CENPT and CENPC bridge the gap between adjacent CENPA nucleosomes over the CENPB box on young α-satellite dimers. (A) Mapping of X-ChIP merged pairs to previously characterized α-satellite arrays (Hayden et al. 2013; Henikoff et al. 2015). The profiles display normalized counts as described in Methods, in which entire fragments are “stacked,” and for each base-pair position the total number of counts is measured on the y-axis. A single α-satellite dimer from each array is shown. The CENPB box region is indicated by the magenta box. Cen1-like and D5Z2 arrays contain CENPB boxes in every α-satellite dimer (dense) (Henikoff et al. 2015). The DXZ1 tandem array, which is a 12-copy HOR, contains CENPB boxes only in a subset of dimeric units of the array (sparse), and a single CENPB box-containing dimer, which is embedded in α-satellite units that lack a CENPB box, is shown. The D5Z1 array does not contain CENPB boxes. The relative scale is the area of the indicated profile divided by the area of the D5Z1 profile, setting the D5Z1 value to 1, in which the numbers reflect the product of the total sequence abundance and enrichment. For example, Cen1-like is 60-fold enriched in the X-ChIP input, reflecting higher sequence abundance, and 235-fold enriched in CENPA ChIP, which implies that ChIP enrichment per copy is 235/60 or approximately fourfold. Biological replicates using different CENPT antibodies gave nearly identical patterns and relative scale values (Supplemental Fig.
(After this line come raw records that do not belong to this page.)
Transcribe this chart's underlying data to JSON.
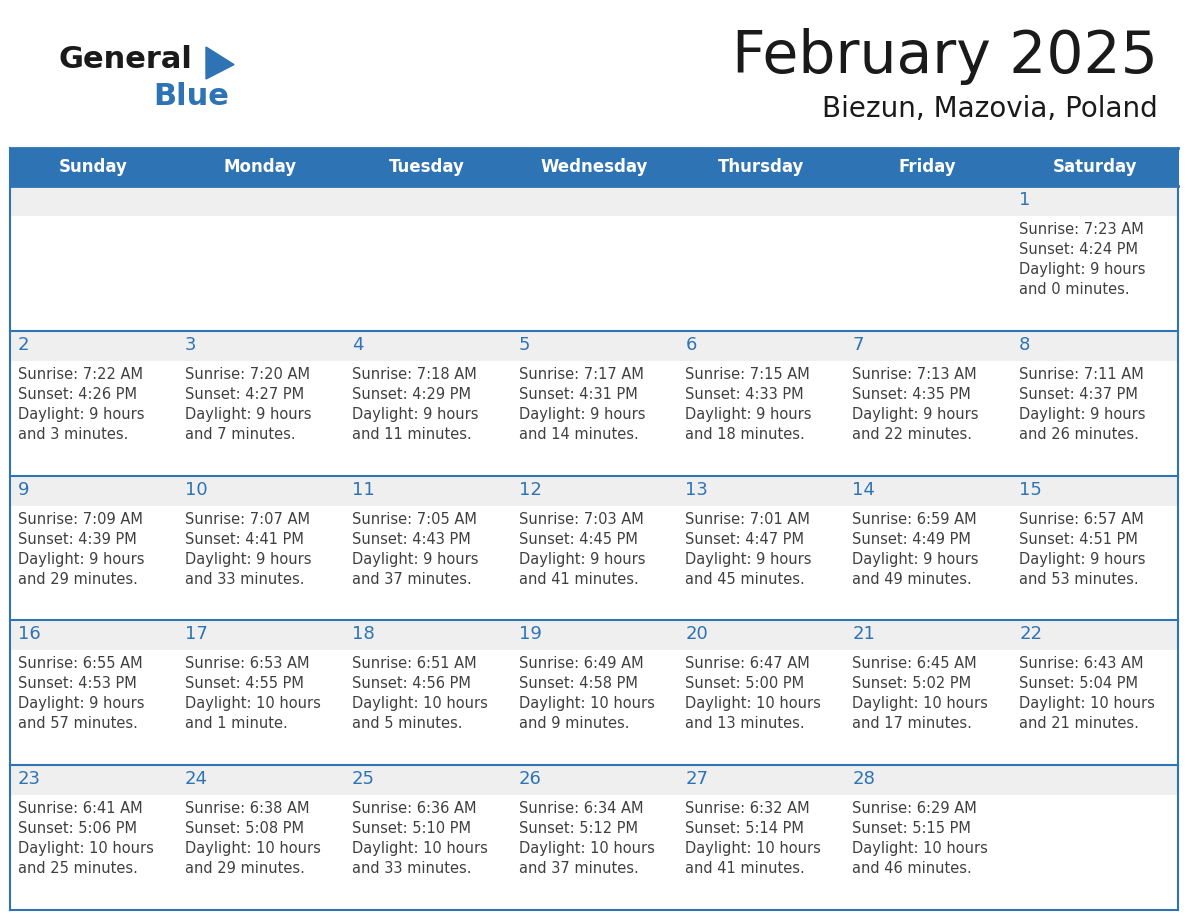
{
  "title": "February 2025",
  "subtitle": "Biezun, Mazovia, Poland",
  "days_of_week": [
    "Sunday",
    "Monday",
    "Tuesday",
    "Wednesday",
    "Thursday",
    "Friday",
    "Saturday"
  ],
  "header_bg": "#2E74B5",
  "header_text": "#FFFFFF",
  "cell_border": "#2E74B5",
  "day_num_color": "#2E74B5",
  "cell_text_color": "#404040",
  "day_bg_color": "#EFEFEF",
  "cell_bg_color": "#FFFFFF",
  "title_color": "#1a1a1a",
  "subtitle_color": "#1a1a1a",
  "logo_general_color": "#1a1a1a",
  "logo_blue_color": "#2E74B5",
  "logo_triangle_color": "#2E74B5",
  "calendar_data": [
    [
      null,
      null,
      null,
      null,
      null,
      null,
      1
    ],
    [
      2,
      3,
      4,
      5,
      6,
      7,
      8
    ],
    [
      9,
      10,
      11,
      12,
      13,
      14,
      15
    ],
    [
      16,
      17,
      18,
      19,
      20,
      21,
      22
    ],
    [
      23,
      24,
      25,
      26,
      27,
      28,
      null
    ]
  ],
  "sunrise_data": {
    "1": "7:23 AM",
    "2": "7:22 AM",
    "3": "7:20 AM",
    "4": "7:18 AM",
    "5": "7:17 AM",
    "6": "7:15 AM",
    "7": "7:13 AM",
    "8": "7:11 AM",
    "9": "7:09 AM",
    "10": "7:07 AM",
    "11": "7:05 AM",
    "12": "7:03 AM",
    "13": "7:01 AM",
    "14": "6:59 AM",
    "15": "6:57 AM",
    "16": "6:55 AM",
    "17": "6:53 AM",
    "18": "6:51 AM",
    "19": "6:49 AM",
    "20": "6:47 AM",
    "21": "6:45 AM",
    "22": "6:43 AM",
    "23": "6:41 AM",
    "24": "6:38 AM",
    "25": "6:36 AM",
    "26": "6:34 AM",
    "27": "6:32 AM",
    "28": "6:29 AM"
  },
  "sunset_data": {
    "1": "4:24 PM",
    "2": "4:26 PM",
    "3": "4:27 PM",
    "4": "4:29 PM",
    "5": "4:31 PM",
    "6": "4:33 PM",
    "7": "4:35 PM",
    "8": "4:37 PM",
    "9": "4:39 PM",
    "10": "4:41 PM",
    "11": "4:43 PM",
    "12": "4:45 PM",
    "13": "4:47 PM",
    "14": "4:49 PM",
    "15": "4:51 PM",
    "16": "4:53 PM",
    "17": "4:55 PM",
    "18": "4:56 PM",
    "19": "4:58 PM",
    "20": "5:00 PM",
    "21": "5:02 PM",
    "22": "5:04 PM",
    "23": "5:06 PM",
    "24": "5:08 PM",
    "25": "5:10 PM",
    "26": "5:12 PM",
    "27": "5:14 PM",
    "28": "5:15 PM"
  },
  "daylight_hours": {
    "1": "9 hours",
    "2": "9 hours",
    "3": "9 hours",
    "4": "9 hours",
    "5": "9 hours",
    "6": "9 hours",
    "7": "9 hours",
    "8": "9 hours",
    "9": "9 hours",
    "10": "9 hours",
    "11": "9 hours",
    "12": "9 hours",
    "13": "9 hours",
    "14": "9 hours",
    "15": "9 hours",
    "16": "9 hours",
    "17": "10 hours",
    "18": "10 hours",
    "19": "10 hours",
    "20": "10 hours",
    "21": "10 hours",
    "22": "10 hours",
    "23": "10 hours",
    "24": "10 hours",
    "25": "10 hours",
    "26": "10 hours",
    "27": "10 hours",
    "28": "10 hours"
  },
  "daylight_minutes": {
    "1": "and 0 minutes.",
    "2": "and 3 minutes.",
    "3": "and 7 minutes.",
    "4": "and 11 minutes.",
    "5": "and 14 minutes.",
    "6": "and 18 minutes.",
    "7": "and 22 minutes.",
    "8": "and 26 minutes.",
    "9": "and 29 minutes.",
    "10": "and 33 minutes.",
    "11": "and 37 minutes.",
    "12": "and 41 minutes.",
    "13": "and 45 minutes.",
    "14": "and 49 minutes.",
    "15": "and 53 minutes.",
    "16": "and 57 minutes.",
    "17": "and 1 minute.",
    "18": "and 5 minutes.",
    "19": "and 9 minutes.",
    "20": "and 13 minutes.",
    "21": "and 17 minutes.",
    "22": "and 21 minutes.",
    "23": "and 25 minutes.",
    "24": "and 29 minutes.",
    "25": "and 33 minutes.",
    "26": "and 37 minutes.",
    "27": "and 41 minutes.",
    "28": "and 46 minutes."
  }
}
S2). (B) Fragment ends from native and X-ChIP data sets were mapped to the Cen1-like consensus and DXZ1 sequences. The CENPB box region is indicated by the magenta box. The top panel shows ends from CENPA, CENPC, CENPT X-ChIP, and input. The bottom panel compares ends of CENPA reads in N-ChIP (solid line) and X-ChIP (dotted line).

Figure 6.

Sequential ChIP-seq profiles of CCAN components are nearly identical. Mapping of sequential ChIP-seq reads to α-satellite arrays (Hayden et al. 2013; Henikoff et al. 2015). A single α-satellite dimer from each array is shown, and the relative scale is the area of the indicated profile divided by the area of the D5Z1 profile, in which the numbers reflect the product of the total sequence abundance and enrichment. Because DXZ1, DYZ3, D19Z1, Xmono, and D5Z1 are not dimeric units, we chose pairs of tandem monomers as representatives.

Figure 7.

A model for the CENPA/CENPB/CENPC/CENPT chromatin complex. (Left) Hypothesized arrangement of CENPA, B, C, and T along a single 340-bp Cen1-like dimeric unit. (Middle) During interphase, the CENPT complex occupies the CENPB box-containing linker on young 340-bp α-satellite dimers between tandem CENPA nucleosomes. Each CENPA particle binds a CENPC on one side and wraps ∼100-bp DNA with right-handed chirality. (Right) At anaphase, tension causes the positively supercoiled DNA to overwind and tighten up around the complex, favoring stacking of tandem dimers to form a stiff platform that spreads pulling forces.